Les vrais problèmes du DPE, sur le terrain
En réalité, les erreurs des diagnostiqueurs viennent en majorité du fait que les quelques logiciels agréés proposent de préremplir certaines données. Ainsi, le département, l’altitude et quelques autres données d’entrée sur la petite centaine que compte le DPE, sont pré-remplies. Certaines de ces données, comme la Consommation journalière Eau Chaude Sanitaire ou la Consommation de chauffage ou le Comportement refroidissement doivent « choisir » entre comportement conventionnel ou comportement dépensier. En choisissant l’un ou l’autre, on change le DPE. Voir le détail de la méthode de calcul du DPE.
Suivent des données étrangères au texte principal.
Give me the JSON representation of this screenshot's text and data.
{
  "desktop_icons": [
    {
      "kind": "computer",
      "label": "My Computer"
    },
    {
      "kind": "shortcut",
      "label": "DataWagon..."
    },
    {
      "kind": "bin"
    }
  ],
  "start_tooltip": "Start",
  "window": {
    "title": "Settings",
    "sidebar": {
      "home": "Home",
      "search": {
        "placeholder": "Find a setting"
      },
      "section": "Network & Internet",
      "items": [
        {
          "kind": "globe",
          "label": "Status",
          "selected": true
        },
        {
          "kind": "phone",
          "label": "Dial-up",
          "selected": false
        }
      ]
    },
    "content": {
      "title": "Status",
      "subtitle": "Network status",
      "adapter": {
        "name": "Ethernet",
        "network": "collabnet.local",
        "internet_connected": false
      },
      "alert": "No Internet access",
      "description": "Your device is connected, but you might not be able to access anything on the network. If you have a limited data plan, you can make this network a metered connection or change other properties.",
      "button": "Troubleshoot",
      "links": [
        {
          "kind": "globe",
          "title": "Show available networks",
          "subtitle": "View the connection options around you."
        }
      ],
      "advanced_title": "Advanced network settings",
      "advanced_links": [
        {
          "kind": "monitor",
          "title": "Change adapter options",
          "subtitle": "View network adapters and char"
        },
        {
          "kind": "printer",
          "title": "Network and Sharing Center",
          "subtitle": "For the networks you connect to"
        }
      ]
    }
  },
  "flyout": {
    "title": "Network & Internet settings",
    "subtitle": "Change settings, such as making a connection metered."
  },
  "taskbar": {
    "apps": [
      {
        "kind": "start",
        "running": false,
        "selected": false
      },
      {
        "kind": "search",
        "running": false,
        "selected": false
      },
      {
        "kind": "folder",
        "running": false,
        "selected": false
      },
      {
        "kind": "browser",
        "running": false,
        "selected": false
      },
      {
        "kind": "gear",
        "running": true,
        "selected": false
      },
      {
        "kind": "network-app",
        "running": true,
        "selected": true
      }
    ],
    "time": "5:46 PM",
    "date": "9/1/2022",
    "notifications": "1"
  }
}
Souvent aussi, le fait que l’étage du dessus soit habité (donc a priori chauffé) ou vide (donc récupérant de la chaleur donc augmentant la production) est aussi rempli à la va-vite, sans vérifier. Or tout le monde a expérimenté des voisins qui ne se chauffent que très peu, comptant sur les autres..
Les entrées de données du DPE sont ainsi remplies de « failles » qui permettent d’ « adapter » le DPE , de l’améliorer ou d’y faire des erreurs.
Vers une réforme de fond, ou une fuite en avant ?
La France a besoin d’un outil de diagnostic énergétique fiable, car des milliards d’euros d’aides, de droits et d’obligations y sont adossés. Maintenir le système actuel, c’est courir le risque d’un effondrement de la confiance dans la rénovation énergétique — et d’une judiciarisation croissante du logement.
Sans réforme rapide, le DPE restera une usine à contentieux, un fardeau administratif pour les ménages, et un gouffre pour les finances publiques.